His call for ‘swadeshi’ and ‘boycott’ was met with much fervour and enthusiasm by a majority of the masses. But a rift between the members of the Congress halted the growth of this popular movement. While radical nationalists like Pal, Tilak and Rai wished to use the momentum it caused to call for a pan-national struggle against the British, the more ‘moderate’ section of the Congress believed that they weren’t quite ready for this.The latter preferred the more traditional methods of petitions and negotiations. This conflict caused its momentum to fade out and eventually disappear. Pal and several other radical nationalists were then imprisoned on the additional charge of “withholding evidence” that would criminalise a close ally, Aurobindo Ghosh.

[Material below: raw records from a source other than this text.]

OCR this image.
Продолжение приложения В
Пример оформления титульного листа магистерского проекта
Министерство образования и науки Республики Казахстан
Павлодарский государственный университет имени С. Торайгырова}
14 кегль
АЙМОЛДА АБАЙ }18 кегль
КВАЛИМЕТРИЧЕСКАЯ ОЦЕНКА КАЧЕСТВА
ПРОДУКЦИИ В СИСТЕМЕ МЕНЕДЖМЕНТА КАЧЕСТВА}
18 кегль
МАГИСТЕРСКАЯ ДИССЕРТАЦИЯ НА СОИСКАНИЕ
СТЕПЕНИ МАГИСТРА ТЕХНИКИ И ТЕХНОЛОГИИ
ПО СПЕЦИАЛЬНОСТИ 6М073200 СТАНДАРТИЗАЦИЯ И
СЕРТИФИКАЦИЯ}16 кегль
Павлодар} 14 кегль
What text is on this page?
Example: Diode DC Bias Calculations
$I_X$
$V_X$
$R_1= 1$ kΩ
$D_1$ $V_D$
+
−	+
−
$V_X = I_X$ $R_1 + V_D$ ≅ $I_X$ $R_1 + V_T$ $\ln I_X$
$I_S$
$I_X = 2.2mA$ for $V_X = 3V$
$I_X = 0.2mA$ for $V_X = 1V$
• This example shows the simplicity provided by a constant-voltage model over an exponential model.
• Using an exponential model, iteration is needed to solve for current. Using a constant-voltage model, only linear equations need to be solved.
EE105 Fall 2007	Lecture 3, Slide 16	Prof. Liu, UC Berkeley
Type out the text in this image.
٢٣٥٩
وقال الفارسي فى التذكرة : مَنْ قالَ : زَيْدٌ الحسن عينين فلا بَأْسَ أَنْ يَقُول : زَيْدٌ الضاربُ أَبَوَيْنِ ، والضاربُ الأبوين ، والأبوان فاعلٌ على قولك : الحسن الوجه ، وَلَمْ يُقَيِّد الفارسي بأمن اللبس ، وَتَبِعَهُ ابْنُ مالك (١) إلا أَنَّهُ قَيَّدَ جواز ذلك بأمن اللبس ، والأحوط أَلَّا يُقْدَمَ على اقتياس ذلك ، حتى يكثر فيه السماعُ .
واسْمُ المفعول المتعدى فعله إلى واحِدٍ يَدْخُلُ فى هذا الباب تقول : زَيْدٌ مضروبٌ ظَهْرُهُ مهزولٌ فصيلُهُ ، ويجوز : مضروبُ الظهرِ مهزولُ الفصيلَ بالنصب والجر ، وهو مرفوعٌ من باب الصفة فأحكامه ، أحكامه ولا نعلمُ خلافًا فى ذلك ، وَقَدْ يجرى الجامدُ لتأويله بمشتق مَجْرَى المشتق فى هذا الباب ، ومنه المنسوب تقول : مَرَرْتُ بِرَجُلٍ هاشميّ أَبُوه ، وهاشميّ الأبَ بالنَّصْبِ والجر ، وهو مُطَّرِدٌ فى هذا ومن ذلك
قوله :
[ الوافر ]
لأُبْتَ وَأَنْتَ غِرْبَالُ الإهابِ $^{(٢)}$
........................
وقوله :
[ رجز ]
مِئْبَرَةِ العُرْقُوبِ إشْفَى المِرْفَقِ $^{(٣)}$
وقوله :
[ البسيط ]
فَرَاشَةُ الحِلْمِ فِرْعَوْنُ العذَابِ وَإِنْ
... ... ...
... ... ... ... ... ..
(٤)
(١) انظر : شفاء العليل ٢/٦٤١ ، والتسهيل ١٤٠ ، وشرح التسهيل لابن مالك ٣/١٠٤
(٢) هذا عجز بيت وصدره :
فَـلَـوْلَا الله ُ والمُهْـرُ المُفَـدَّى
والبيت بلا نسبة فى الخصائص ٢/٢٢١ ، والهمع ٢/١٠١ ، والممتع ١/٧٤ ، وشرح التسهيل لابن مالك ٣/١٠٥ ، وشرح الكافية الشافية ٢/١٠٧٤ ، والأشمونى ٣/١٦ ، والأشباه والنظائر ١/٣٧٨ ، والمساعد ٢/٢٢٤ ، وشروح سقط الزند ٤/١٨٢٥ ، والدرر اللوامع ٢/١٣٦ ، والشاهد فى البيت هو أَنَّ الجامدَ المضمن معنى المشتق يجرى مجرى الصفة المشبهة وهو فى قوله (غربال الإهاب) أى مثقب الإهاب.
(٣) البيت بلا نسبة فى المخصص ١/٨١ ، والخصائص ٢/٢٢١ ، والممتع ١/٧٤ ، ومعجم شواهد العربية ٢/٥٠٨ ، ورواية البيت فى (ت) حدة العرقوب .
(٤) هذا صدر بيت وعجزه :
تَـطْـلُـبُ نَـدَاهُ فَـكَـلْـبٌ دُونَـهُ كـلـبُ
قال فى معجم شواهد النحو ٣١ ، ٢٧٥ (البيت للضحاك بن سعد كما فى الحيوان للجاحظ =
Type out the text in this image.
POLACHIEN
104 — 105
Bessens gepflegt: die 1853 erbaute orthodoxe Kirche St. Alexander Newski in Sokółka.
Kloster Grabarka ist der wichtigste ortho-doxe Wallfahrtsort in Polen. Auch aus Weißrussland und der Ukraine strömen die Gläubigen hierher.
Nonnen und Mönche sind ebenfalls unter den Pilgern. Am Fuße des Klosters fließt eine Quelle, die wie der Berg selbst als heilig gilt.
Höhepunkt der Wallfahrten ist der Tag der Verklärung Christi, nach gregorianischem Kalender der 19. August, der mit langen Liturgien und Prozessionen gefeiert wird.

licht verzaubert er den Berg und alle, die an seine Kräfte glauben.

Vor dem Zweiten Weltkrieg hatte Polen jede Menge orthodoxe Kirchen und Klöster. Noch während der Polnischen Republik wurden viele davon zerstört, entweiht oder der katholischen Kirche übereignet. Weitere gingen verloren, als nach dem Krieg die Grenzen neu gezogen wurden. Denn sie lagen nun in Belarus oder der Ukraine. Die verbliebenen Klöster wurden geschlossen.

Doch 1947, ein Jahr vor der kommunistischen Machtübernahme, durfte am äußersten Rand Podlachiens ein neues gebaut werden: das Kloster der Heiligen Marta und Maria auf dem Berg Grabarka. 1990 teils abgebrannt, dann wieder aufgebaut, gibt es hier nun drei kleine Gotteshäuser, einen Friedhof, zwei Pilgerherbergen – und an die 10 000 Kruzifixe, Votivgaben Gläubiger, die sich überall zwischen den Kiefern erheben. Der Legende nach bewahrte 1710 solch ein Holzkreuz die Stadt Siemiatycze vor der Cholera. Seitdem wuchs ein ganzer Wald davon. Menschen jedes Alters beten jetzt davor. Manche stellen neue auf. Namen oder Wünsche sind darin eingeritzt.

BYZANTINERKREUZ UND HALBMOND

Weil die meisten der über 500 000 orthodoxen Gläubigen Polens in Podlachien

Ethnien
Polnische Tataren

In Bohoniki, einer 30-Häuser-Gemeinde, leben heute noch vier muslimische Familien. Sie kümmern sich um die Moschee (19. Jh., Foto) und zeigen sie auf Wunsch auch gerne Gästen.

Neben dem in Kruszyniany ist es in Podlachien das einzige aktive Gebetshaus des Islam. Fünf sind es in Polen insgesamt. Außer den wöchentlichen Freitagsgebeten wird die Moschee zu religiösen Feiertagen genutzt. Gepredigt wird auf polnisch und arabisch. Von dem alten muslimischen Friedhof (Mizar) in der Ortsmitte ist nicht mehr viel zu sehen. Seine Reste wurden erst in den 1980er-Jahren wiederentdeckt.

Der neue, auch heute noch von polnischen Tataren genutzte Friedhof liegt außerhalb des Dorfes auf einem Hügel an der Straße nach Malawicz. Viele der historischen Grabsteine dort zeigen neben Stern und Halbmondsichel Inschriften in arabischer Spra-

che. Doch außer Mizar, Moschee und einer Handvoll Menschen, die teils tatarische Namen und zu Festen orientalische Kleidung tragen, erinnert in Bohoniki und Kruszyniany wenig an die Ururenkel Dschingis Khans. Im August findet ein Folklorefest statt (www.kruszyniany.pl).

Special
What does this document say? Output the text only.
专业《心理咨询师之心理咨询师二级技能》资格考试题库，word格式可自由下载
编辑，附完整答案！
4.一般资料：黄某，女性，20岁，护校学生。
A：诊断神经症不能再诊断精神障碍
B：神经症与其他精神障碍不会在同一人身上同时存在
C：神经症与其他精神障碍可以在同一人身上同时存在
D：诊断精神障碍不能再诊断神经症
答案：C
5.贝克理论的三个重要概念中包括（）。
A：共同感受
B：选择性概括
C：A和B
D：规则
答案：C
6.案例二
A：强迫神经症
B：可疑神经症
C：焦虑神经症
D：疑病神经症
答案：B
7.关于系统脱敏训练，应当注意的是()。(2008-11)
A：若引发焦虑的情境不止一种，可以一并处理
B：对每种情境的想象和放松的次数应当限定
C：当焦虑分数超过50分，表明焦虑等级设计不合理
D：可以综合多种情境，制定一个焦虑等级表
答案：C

Undaunted and relentless, Pal released some of his best works during this period.These books addressed the evils of the colonial rule and the need for the Indian masses to stand up for their motherland. They included names like Indian Nationalism, Swaraj and the Present Situation, The Basis of Social Reform and even a Bengali biography of the then reigning monarch, Queen Victoria. He also started the Bengali weekly,Paridarshak, in 1886, worked as an editor of the Bengali Public Opinion and had short stints with the Lahore Tribune, The Democrat and The Independent.His efforts made him one of the greatest Indian journalists of the time.
During this period, he became closely associated with the Brahmo Samaj, one of the key movements of the Bengali Renaissance, which advocated for modernisation and change in the vastly rigid Hindu religion. He thus found a platform for advocating for social justice.He supported widow remarriage, acted against the harsh treatment of the workers at the Assam plantations and worked towards improving education.He believed that education had been marred by the colonial vision, making the masses suffer “not only in our intellectual life, but also our ethical, our artistic and our spiritual life as well.”
A sparkling stone in India’s historic fight for independence, Bipin Chandra Pal will remain in our hearts for his historic contributions and efforts to attain unequivocal victory for the ordinary Indian. Happy birthday, comrade!